Technical Damage Beneath the Surface

Wednesday’s close of €18.10 leaves the stock just 0.89% above its 50-day moving average of €17.94. A decisive break below that level would open a vacuum all the way down to the 200-day line at €9.46 — a support void that highlights how extreme the recent move has been. The relative strength index at 42.9 shows the stock is weakening but not yet oversold, while annualised volatility of nearly 141% underscores the frayed nerves.

Should investors sell immediately? Or is it worth buying LPKF Laser?

Despite the carnage, LPKF still trades more than 200% higher since January. That explains the gravity: early investors sitting on enormous paper profits are taking them off the table, and two prominent short sellers have piled in. Voleon Capital Management has increased its net short position to 2.13% of the free float, while Marshall Wace maintains a reportable short. When a stock has tripled in five months, the physics of profit-taking make the bear case almost effortless.

LIDE – The Binary Catalyst

Fundamentally, the business remains stretched. First-quarter 2026 revenue collapsed 32% to €17.1 million, hurt by the weak solar segment, and EBIT swung to a loss of €6.9 million. Yet the order intake of €24.1 million translated into a book-to-bill ratio of 1.4, suggesting demand exists even if it is not yet flowing into the top line.
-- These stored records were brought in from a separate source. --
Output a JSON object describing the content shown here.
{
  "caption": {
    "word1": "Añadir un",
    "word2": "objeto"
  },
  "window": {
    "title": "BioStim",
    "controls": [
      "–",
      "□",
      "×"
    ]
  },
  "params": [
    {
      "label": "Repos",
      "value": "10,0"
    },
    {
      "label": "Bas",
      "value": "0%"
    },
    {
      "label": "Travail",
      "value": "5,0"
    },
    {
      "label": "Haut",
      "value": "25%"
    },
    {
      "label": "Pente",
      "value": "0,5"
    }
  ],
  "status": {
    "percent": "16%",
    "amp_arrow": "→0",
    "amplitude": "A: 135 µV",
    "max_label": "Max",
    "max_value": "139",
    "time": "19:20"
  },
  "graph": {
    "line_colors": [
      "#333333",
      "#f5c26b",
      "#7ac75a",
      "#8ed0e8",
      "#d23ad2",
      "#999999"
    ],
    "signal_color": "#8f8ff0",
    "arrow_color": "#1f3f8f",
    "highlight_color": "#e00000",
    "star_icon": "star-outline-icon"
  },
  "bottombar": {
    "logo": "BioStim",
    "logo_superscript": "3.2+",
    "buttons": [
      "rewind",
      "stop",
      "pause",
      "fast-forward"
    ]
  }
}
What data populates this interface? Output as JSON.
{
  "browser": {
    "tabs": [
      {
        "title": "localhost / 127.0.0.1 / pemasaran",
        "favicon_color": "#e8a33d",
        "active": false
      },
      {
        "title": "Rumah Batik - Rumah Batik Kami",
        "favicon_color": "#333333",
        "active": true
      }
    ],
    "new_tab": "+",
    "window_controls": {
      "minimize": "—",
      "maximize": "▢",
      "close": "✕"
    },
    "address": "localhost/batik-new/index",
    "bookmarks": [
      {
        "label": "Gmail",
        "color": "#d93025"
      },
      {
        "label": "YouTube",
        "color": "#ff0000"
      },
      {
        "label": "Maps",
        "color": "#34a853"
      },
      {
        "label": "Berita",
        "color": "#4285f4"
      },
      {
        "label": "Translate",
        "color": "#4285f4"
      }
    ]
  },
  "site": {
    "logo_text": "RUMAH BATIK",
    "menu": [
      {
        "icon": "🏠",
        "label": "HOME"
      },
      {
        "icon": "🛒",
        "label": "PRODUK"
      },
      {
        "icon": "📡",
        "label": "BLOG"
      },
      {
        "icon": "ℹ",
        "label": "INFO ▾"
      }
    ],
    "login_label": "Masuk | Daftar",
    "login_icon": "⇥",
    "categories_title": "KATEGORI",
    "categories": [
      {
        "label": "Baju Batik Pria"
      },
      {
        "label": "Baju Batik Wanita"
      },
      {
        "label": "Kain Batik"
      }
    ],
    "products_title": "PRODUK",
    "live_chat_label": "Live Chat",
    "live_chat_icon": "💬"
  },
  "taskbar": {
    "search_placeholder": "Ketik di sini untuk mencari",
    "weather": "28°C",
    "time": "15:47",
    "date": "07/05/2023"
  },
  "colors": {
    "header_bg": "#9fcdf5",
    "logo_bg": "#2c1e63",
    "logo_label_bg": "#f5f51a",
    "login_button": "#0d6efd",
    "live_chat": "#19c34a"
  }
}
The entire bull case hinges on LIDE. The process targets advanced semiconductor packaging, a market that is already attracting the attention of heavyweights: Nvidia is investing $500 million in Corning to develop glass-based co-packaged optics, a technology that plays directly to LPKF’s strengths. The management has promised first series production orders for LIDE by the end of June. If they materialise, the stock could reclaim its narrative. If they do not, the strongest anchor of the rally — pure speculation on future orders — drags it down.

The company’s official outlook for 2026 envisions revenue of €105–120 million and an adjusted EBIT margin of –3.0% to +4.5%, with large semiconductor-packaging orders explicitly excluded. Any LIDE win would therefore represent pure upside beyond the existing guidance.

LPKF Laser at a turning point? This analysis reveals what investors need to know now.

Restructuring and the SDAX Wildcard

Internally, LPKF is executing the “North Star” restructuring programme. Production in Suhl has been consolidated, the Fürth site closed, and a consortium credit line extended to 2028. The goal is a sustainable double-digit EBIT margin by that year. These moves improve the cost base but do little to address the immediate revenue gap.

The SDAX inclusion on 22 June adds a mechanical tailwind — index-tracking funds must buy, and the promotion raises LPKF’s profile among institutional investors. Combined with the communication events around the same dates, the period between 18 and 24 June will test whether the stock can stabilise. The market’s true verdict, however, will only arrive with the half-year report on 23 July — unless a confirmed LIDE order lands before then and rewrites the script entirely.